Toggle these toggles

(N of M) = N phrases in dictionary out of M total phrases with that anchor word

Curiously, Wiktionary also achieved 100% coverage on some less common ending words. Every lily we tested (water lilies, Easter lilies, tiger lilies). Every sauce (dipping sauces, hot sauces, pasta sauces). Every pudding (Yorkshire puddings, rice puddings, Christmas puddings). Every acid (stomach acid, fatty acid, sulfuric acid).

This analysis wasn’t practical before LLMs

Print dictionaries had space limits. Corpus linguists built collocation dictionaries from frequency data—but frequency alone can’t tell you what’s a concept. “The table” is extremely frequent but names nothing; “loose leaf” is rare but names a thing. Sorting n-grams by frequency buries what matters.

I needed a different signal.
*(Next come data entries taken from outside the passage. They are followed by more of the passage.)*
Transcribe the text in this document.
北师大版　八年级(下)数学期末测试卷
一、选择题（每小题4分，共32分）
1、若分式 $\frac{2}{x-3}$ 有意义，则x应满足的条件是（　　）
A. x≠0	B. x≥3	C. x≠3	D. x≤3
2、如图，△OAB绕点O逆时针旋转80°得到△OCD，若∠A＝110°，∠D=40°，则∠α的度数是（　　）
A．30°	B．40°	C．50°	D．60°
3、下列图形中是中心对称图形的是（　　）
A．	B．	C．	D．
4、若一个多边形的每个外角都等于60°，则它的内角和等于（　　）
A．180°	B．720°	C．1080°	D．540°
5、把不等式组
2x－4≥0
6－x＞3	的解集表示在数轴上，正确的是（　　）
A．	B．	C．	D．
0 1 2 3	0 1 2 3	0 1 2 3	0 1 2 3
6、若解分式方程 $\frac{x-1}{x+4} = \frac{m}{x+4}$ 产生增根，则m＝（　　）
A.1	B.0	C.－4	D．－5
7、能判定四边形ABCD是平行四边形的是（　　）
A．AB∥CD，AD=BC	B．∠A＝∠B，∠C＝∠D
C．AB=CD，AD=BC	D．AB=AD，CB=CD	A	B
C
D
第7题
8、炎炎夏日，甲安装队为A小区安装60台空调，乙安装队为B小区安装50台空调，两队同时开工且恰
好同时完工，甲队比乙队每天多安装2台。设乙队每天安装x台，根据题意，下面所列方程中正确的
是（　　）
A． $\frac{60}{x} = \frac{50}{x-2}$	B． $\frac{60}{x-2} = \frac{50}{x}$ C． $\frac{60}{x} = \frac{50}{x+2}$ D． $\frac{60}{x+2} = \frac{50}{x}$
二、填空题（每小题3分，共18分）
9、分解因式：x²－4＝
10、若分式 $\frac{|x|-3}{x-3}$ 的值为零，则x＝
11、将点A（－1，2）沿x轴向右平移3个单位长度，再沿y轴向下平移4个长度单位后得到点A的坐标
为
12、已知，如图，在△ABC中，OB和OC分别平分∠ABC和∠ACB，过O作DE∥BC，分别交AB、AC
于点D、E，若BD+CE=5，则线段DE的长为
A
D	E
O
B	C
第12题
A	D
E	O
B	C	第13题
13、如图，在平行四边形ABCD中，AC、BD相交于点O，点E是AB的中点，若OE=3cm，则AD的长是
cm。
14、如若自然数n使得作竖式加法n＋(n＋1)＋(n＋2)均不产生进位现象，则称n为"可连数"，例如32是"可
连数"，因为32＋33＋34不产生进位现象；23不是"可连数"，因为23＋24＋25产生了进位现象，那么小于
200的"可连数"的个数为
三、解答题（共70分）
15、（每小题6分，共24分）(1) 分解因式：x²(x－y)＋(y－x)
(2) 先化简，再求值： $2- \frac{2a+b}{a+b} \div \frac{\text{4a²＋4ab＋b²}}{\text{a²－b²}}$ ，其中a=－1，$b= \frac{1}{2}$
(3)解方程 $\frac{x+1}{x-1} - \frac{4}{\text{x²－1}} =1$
I went fishing in Claude’s brain.

Generate

Word lists
(Wiktionary, Wikipedia, LOC subjects) ↓ 22M+ probes ↓ 774K MWEs surfaced

Rank

Each term appears in
30 random batches of 75 ↓ 1.4M comparisons ↓ Average position = 0–1 score

Classify

Tag each MWE:
transparent, semi-opaque, opaque; phrasal verb, technical, named entity; figurative, eponymous, taxonomic ↓ 10 types

Compare

MW (89K) → 2.3%
Oxford (72K) → 2.0%
Wikt (1.4M) → 33% ↓ Cross-tab by familiarity × type

The seed lists—Wiktionary, Wikipedia, Library of Congress subjects—were chosen to cover topics people actually care about. The probes work because Claude only produces a phrase as a category member if it thinks of it as a unit. Ask for marquee terms and you get “now playing.” Ask for cooking hazards and you get “boiling water.”

Beyond the dictionary

When an English speaker says “Saturday night,” they’re not computing “the night portion of the day called Saturday.” They’re invoking a concept—end of the work week, social time, a feeling. The phrase is the word for that concept.
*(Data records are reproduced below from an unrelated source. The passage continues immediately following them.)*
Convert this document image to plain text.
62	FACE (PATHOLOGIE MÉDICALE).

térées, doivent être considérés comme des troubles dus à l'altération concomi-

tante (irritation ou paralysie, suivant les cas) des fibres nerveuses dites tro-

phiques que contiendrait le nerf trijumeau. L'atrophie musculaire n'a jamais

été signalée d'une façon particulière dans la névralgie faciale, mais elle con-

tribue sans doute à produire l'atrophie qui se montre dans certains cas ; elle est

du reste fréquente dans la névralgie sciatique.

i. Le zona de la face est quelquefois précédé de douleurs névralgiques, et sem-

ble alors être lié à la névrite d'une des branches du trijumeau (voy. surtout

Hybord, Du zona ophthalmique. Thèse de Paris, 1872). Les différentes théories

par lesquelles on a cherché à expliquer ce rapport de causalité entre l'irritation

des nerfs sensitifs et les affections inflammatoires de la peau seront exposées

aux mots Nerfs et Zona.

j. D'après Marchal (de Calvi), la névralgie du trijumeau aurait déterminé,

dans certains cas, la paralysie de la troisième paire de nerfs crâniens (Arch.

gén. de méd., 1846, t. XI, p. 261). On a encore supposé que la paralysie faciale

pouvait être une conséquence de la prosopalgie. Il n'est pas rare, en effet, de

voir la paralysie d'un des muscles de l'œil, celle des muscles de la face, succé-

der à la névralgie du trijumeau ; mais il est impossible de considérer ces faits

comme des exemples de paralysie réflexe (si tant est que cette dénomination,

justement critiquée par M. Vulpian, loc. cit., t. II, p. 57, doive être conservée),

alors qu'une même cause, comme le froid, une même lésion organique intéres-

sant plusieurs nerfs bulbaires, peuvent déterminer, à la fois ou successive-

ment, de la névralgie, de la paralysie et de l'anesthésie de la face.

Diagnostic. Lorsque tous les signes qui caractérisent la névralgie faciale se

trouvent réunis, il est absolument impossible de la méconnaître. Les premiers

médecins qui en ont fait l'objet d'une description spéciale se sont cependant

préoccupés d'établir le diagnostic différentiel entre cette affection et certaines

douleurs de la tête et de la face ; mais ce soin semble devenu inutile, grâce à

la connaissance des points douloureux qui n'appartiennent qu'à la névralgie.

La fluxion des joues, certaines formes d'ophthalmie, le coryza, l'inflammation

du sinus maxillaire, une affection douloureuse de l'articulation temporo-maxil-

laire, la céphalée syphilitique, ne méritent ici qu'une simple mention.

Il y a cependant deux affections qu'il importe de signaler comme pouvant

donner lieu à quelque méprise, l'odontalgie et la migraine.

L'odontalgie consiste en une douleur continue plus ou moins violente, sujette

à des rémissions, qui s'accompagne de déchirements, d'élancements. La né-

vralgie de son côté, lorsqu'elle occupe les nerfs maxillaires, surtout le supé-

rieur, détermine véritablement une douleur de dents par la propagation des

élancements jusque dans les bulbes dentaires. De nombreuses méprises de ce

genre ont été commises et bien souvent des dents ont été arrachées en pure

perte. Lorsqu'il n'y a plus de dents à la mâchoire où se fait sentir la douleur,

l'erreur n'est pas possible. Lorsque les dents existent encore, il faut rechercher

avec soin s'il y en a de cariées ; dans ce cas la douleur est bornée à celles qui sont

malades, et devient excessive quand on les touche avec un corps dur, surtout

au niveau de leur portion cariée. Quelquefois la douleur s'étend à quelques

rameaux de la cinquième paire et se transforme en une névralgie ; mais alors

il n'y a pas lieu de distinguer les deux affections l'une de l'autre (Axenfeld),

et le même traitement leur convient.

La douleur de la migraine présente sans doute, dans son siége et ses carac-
For word games, this is a reorientation. There’s a vast space of MWEs that could be playable—sitting alongside single words. Letter counts still matter, so long MWEs don’t have much role in gameplay (unless it’s Wheel of Fortune)—but “paper towel” fits anywhere “discombobulate” does. The constraint was never length. It was our dictionary-shaped sense of what counts.

It made me think about words differently. Not where the next space shows up—but whether something is loaded.